My other theories regarding today’s pitchers is that they are pansies, or that Verlander’s real name is Tony Stark and that he’s Ironman.

“When you get young kids, they are still developing. You want to protect their arms,” said 51s pitching coach Bob Stanley, who during 13 seasons as a relief ace in Boston pretty much pitched when and as long as Don Zimmer and Ralph Houk and John McNamara and Joe Morgan needed him to pitch. “When you get to this level, it’s a little bit different. They’re veterans who have done it before.”

And yet only twice during April has a Las Vegas starter tossed as many as 90 pitches toward home plate. Tim Redding threw 93 – in 3 2/3 innings – against Sacramento on April 8, and Jesse Chavez threw 90 against Colorado Springs on Sunday.

“The theory is you want to save kids’ arms because they’ve probably been abused in college and in high school,” Stanley said. “I know one time I had a guy who threw 180 pitches in one game.”

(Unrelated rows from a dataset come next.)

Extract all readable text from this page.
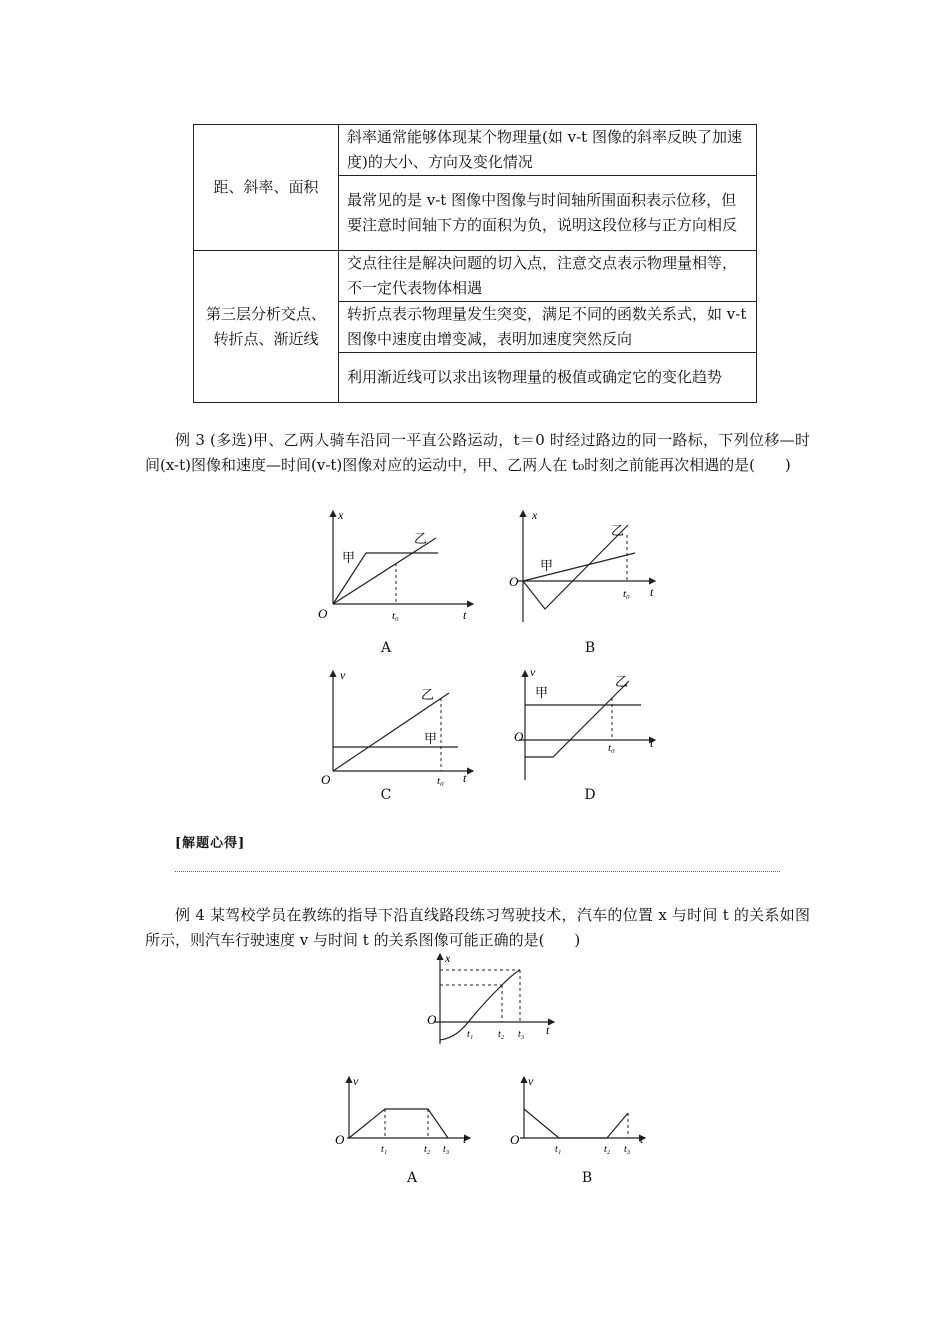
距、斜率、面积	斜率通常能够体现某个物理量(如 v-t 图像的斜率反映了加速度)的大小、方向及变化情况
	最常见的是 v-t 图像中图像与时间轴所围面积表示位移，但要注意时间轴下方的面积为负，说明这段位移与正方向相反
第三层分析交点、转折点、渐近线	交点往往是解决问题的切入点，注意交点表示物理量相等，不一定代表物体相遇
	转折点表示物理量发生突变，满足不同的函数关系式，如 v-t 图像中速度由增变减，表明加速度突然反向
	利用渐近线可以求出该物理量的极值或确定它的变化趋势

例 3 (多选)甲、乙两人骑车沿同一平直公路运动，t＝0 时经过路边的同一路标，下列位移—时间(x-t)图像和速度—时间(v-t)图像对应的运动中，甲、乙两人在 t₀时刻之前能再次相遇的是(　　)

x
t
O	t₀
甲
乙
A
x
t
O
t₀
甲
乙
B
v
t
O	t₀
甲
乙
C
v
t
O
t₀
甲
乙
D
[解题心得]

例 4 某驾校学员在教练的指导下沿直线路段练习驾驶技术，汽车的位置 x 与时间 t 的关系如图所示，则汽车行驶速度 v 与时间 t 的关系图像可能正确的是(　　)

x
t
O
t₁ t₂ t₃
v
t
O
t₁	t₂ t₃
A
v
t
O
t₁	t₂ t₃
B
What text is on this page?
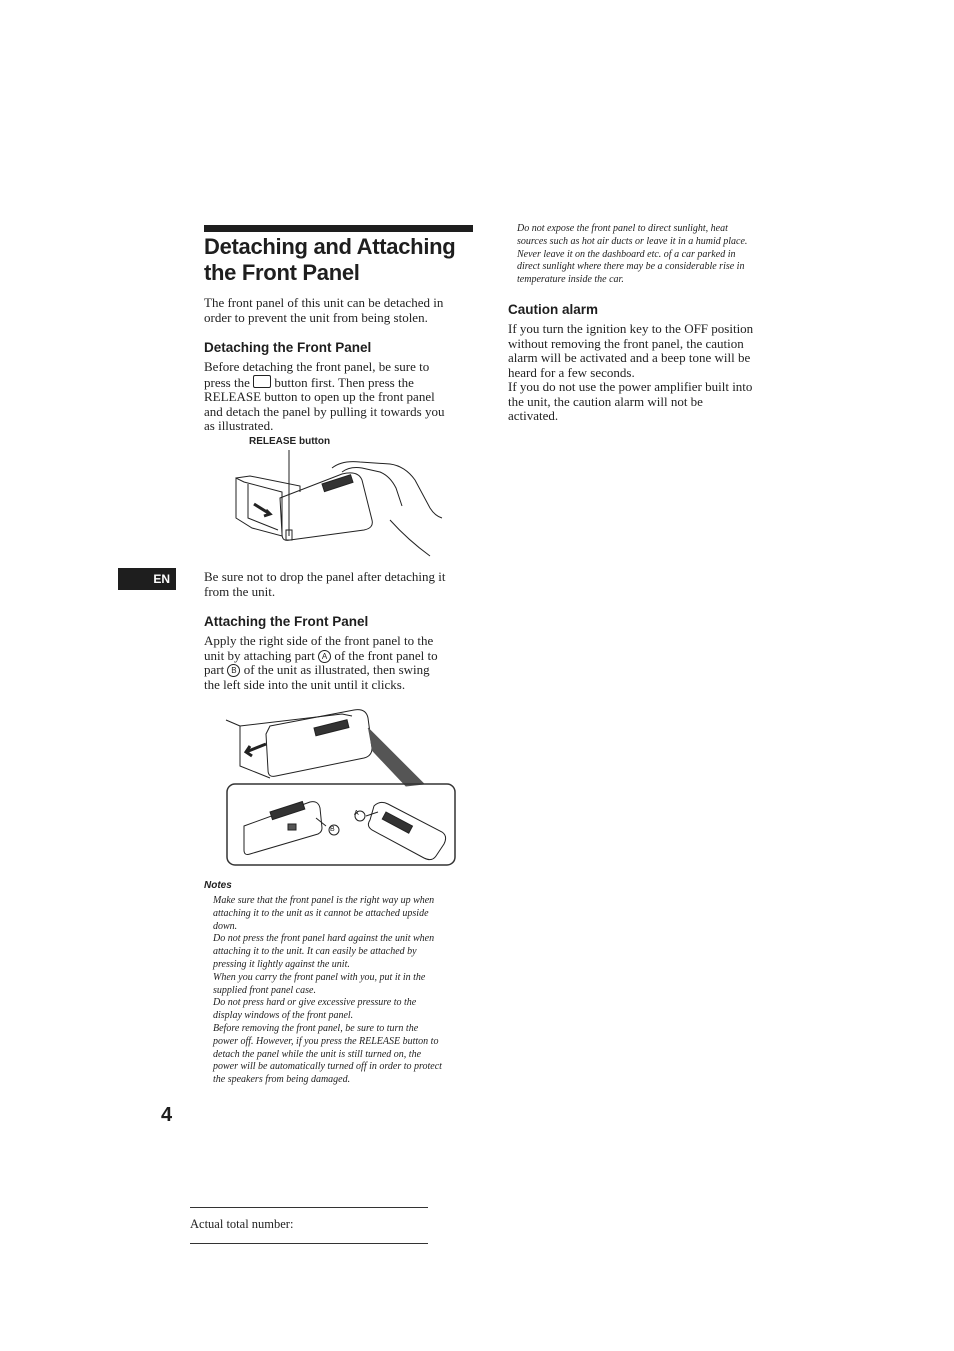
Detaching and Attaching
the Front Panel
The front panel of this unit can be detached in
order to prevent the unit from being stolen.
Detaching the Front Panel
Before detaching the front panel, be sure to
press the button first. Then press the
RELEASE button to open up the front panel
and detach the panel by pulling it towards you
as illustrated.
RELEASE button
EN	Be sure not to drop the panel after detaching it
from the unit.
Attaching the Front Panel
Apply the right side of the front panel to the
unit by attaching part A of the front panel to
part B of the unit as illustrated, then swing
the left side into the unit until it clicks.
A
B
Notes
Make sure that the front panel is the right way up when
attaching it to the unit as it cannot be attached upside
down.
Do not press the front panel hard against the unit when
attaching it to the unit. It can easily be attached by
pressing it lightly against the unit.
When you carry the front panel with you, put it in the
supplied front panel case.
Do not press hard or give excessive pressure to the
display windows of the front panel.
Before removing the front panel, be sure to turn the
power off. However, if you press the RELEASE button to
detach the panel while the unit is still turned on, the
power will be automatically turned off in order to protect
the speakers from being damaged.
Do not expose the front panel to direct sunlight, heat
sources such as hot air ducts or leave it in a humid place.
Never leave it on the dashboard etc. of a car parked in
direct sunlight where there may be a considerable rise in
temperature inside the car.
Caution alarm
If you turn the ignition key to the OFF position
without removing the front panel, the caution
alarm will be activated and a beep tone will be
heard for a few seconds.
If you do not use the power amplifier built into
the unit, the caution alarm will not be
activated.
4
Actual total number:
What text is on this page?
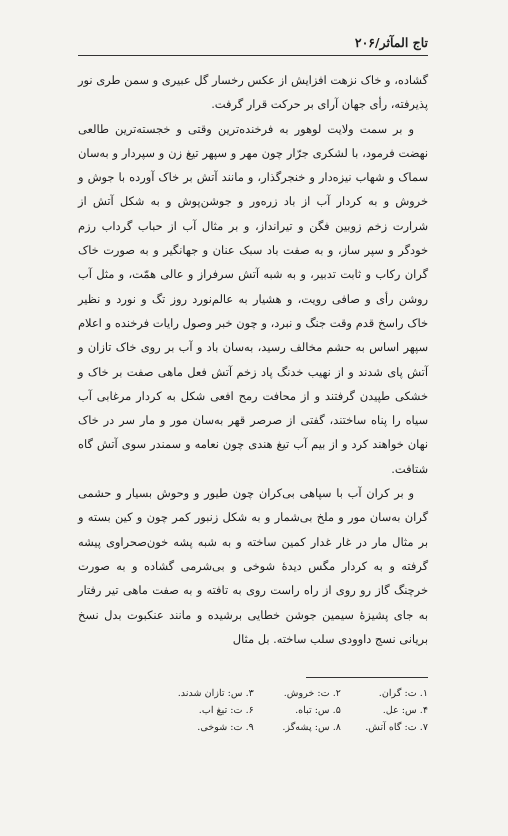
تاج المآثر/۲۰۶

گشاده، و خاک نزهت افزایش از عکس رخسار گل عبیری و سمن طری نور پذیرفته، رأی جهان آرای بر حرکت قرار گرفت.

و بر سمت ولایت لوهور به فرخنده‌ترین وقتی و خجسته‌ترین طالعی نهضت فرمود، با لشکری جرّار چون مهر و سپهر تیغ زن و سپردار و به‌سان سماک و شهاب نیزه‌دار و خنجرگذار، و مانند آتش بر خاک آورده با جوش و خروش و به کردار آب از باد زره‌ور و جوشن‌پوش و به شکل آتش از شرارت زخم زوبین فگن و تیرانداز، و بر مثال آب از حباب گرداب رزم خودگر و سپر ساز، و به صفت باد سبک عنان و جهانگیر و به صورت خاک گران رکاب و ثابت تدبیر، و به شبه آتش سرفراز و عالی همّت، و مثل آب روشن رأی و صافی رویت، و هشیار به عالم‌نورد روز تگ و نورد و نظیر خاک راسخ قدم وقت جنگ و نبرد، و چون خبر وصول رایات فرخنده و اعلام سپهر اساس به حشم مخالف رسید، به‌سان باد و آب بر روی خاک تازان و آتش پای شدند و از نهیب خدنگ پاد زخم آتش فعل ماهی صفت بر خاک و خشکی طپیدن گرفتند و از محافت رمح افعی شکل به کردار مرغابی آب سیاه را پناه ساختند، گفتی از صرصر قهر به‌سان مور و مار سر در خاک نهان خواهند کرد و از بیم آب تیغ هندی چون نعامه و سمندر سوی آتش گاه شتافت.

و بر کران آب با سپاهی بی‌کران چون طیور و وحوش بسیار و حشمی گران به‌سان مور و ملخ بی‌شمار و به شکل زنبور کمر چون و کین بسته و بر مثال مار در غار غدار کمین ساخته و به شبه پشه خون‌صحراوی پیشه گرفته و به کردار مگس دیدهٔ شوخی و بی‌شرمی گشاده و به صورت خرچنگ گاز رو روی از راه راست روی به تافته و به صفت ماهی تیر رفتار به جای پشیزهٔ سیمین جوشن خطایی برشیده و مانند عنکبوت بدل نسخ بریانی نسج داوودی سلب ساخته. بل مثال

۱. ت: گران.
۲. ت: خروش.
۳. س: تازان شدند.
۴. س: عل.
۵. س: تباه.
۶. ت: تیغ اب.
۷. ت: گاه آتش.
۸. س: پشه‌گز.
۹. ت: شوخی.
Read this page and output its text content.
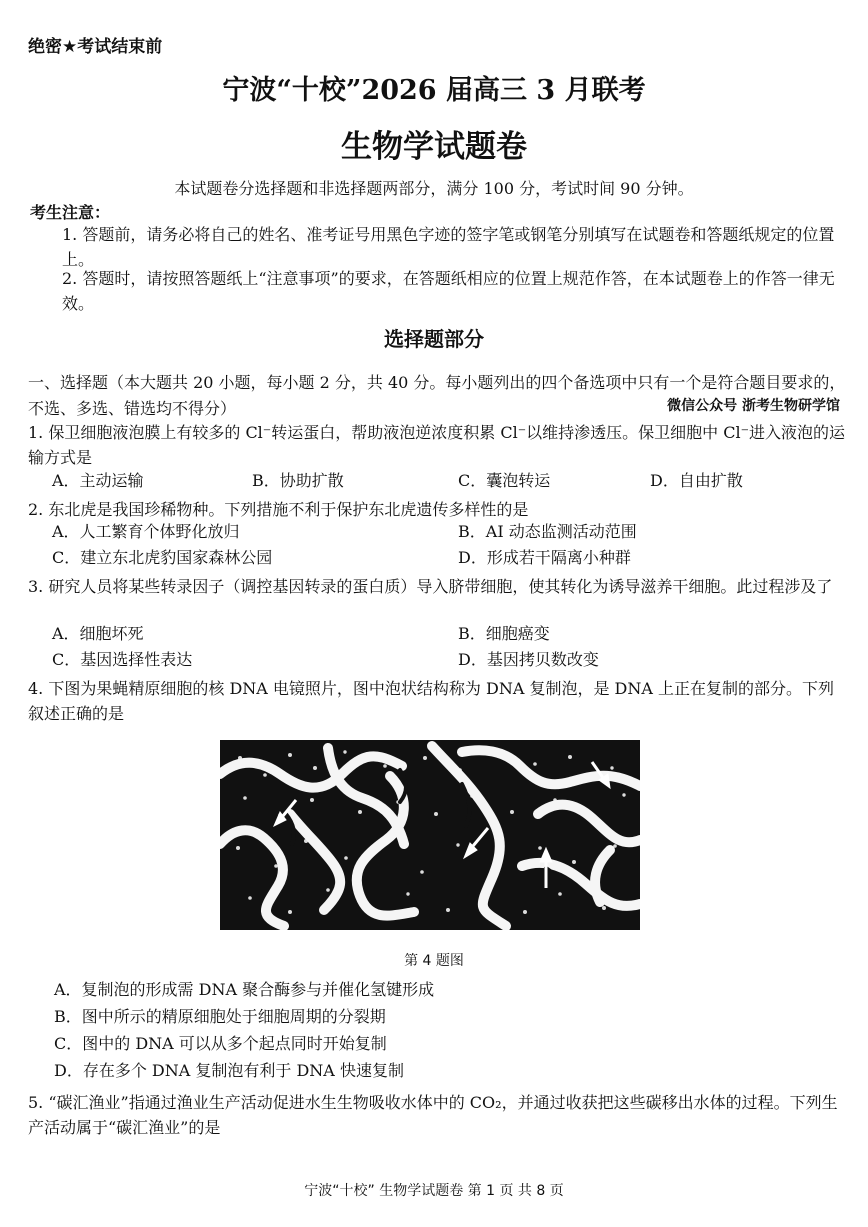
绝密★考试结束前
宁波“十校”2026 届高三 3 月联考
生物学试题卷
本试题卷分选择题和非选择题两部分，满分 100 分，考试时间 90 分钟。
考生注意：
1. 答题前，请务必将自己的姓名、准考证号用黑色字迹的签字笔或钢笔分别填写在试题卷和答题纸规定的位置上。
2. 答题时，请按照答题纸上“注意事项”的要求，在答题纸相应的位置上规范作答，在本试题卷上的作答一律无效。
选择题部分
一、选择题（本大题共 20 小题，每小题 2 分，共 40 分。每小题列出的四个备选项中只有一个是符合题目要求的，不选、多选、错选均不得分）	微信公众号 浙考生物研学馆
1. 保卫细胞液泡膜上有较多的 Cl⁻转运蛋白，帮助液泡逆浓度积累 Cl⁻以维持渗透压。保卫细胞中 Cl⁻进入液泡的运输方式是
A．主动运输	B．协助扩散	C．囊泡转运	D．自由扩散
2. 东北虎是我国珍稀物种。下列措施不利于保护东北虎遗传多样性的是
A．人工繁育个体野化放归	B．AI 动态监测活动范围
C．建立东北虎豹国家森林公园	D．形成若干隔离小种群
3. 研究人员将某些转录因子（调控基因转录的蛋白质）导入脐带细胞，使其转化为诱导滋养干细胞。此过程涉及了
A．细胞坏死	B．细胞癌变
C．基因选择性表达	D．基因拷贝数改变
4. 下图为果蝇精原细胞的核 DNA 电镜照片，图中泡状结构称为 DNA 复制泡，是 DNA 上正在复制的部分。下列叙述正确的是
第 4 题图
A．复制泡的形成需 DNA 聚合酶参与并催化氢键形成
B．图中所示的精原细胞处于细胞周期的分裂期
C．图中的 DNA 可以从多个起点同时开始复制
D．存在多个 DNA 复制泡有利于 DNA 快速复制
5. “碳汇渔业”指通过渔业生产活动促进水生生物吸收水体中的 CO₂，并通过收获把这些碳移出水体的过程。下列生产活动属于“碳汇渔业”的是
宁波“十校” 生物学试题卷 第 1 页 共 8 页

Might have been Spahnie’s kid.

The game, and pitching philosophy, has changed dramatically. Today, unless a guy is working on a no-hitter or answers to Verlander, medical science all but assures he won’t finish what he started.

They didn’t have medical science in Stanley’s day, because it only would have gotten in the way of the beer and the cigars in the clubhouse. But he said there was an even more effective method for determining when a pitcher had had enough.

“The hitters would let you know when you were done,” Stanley said.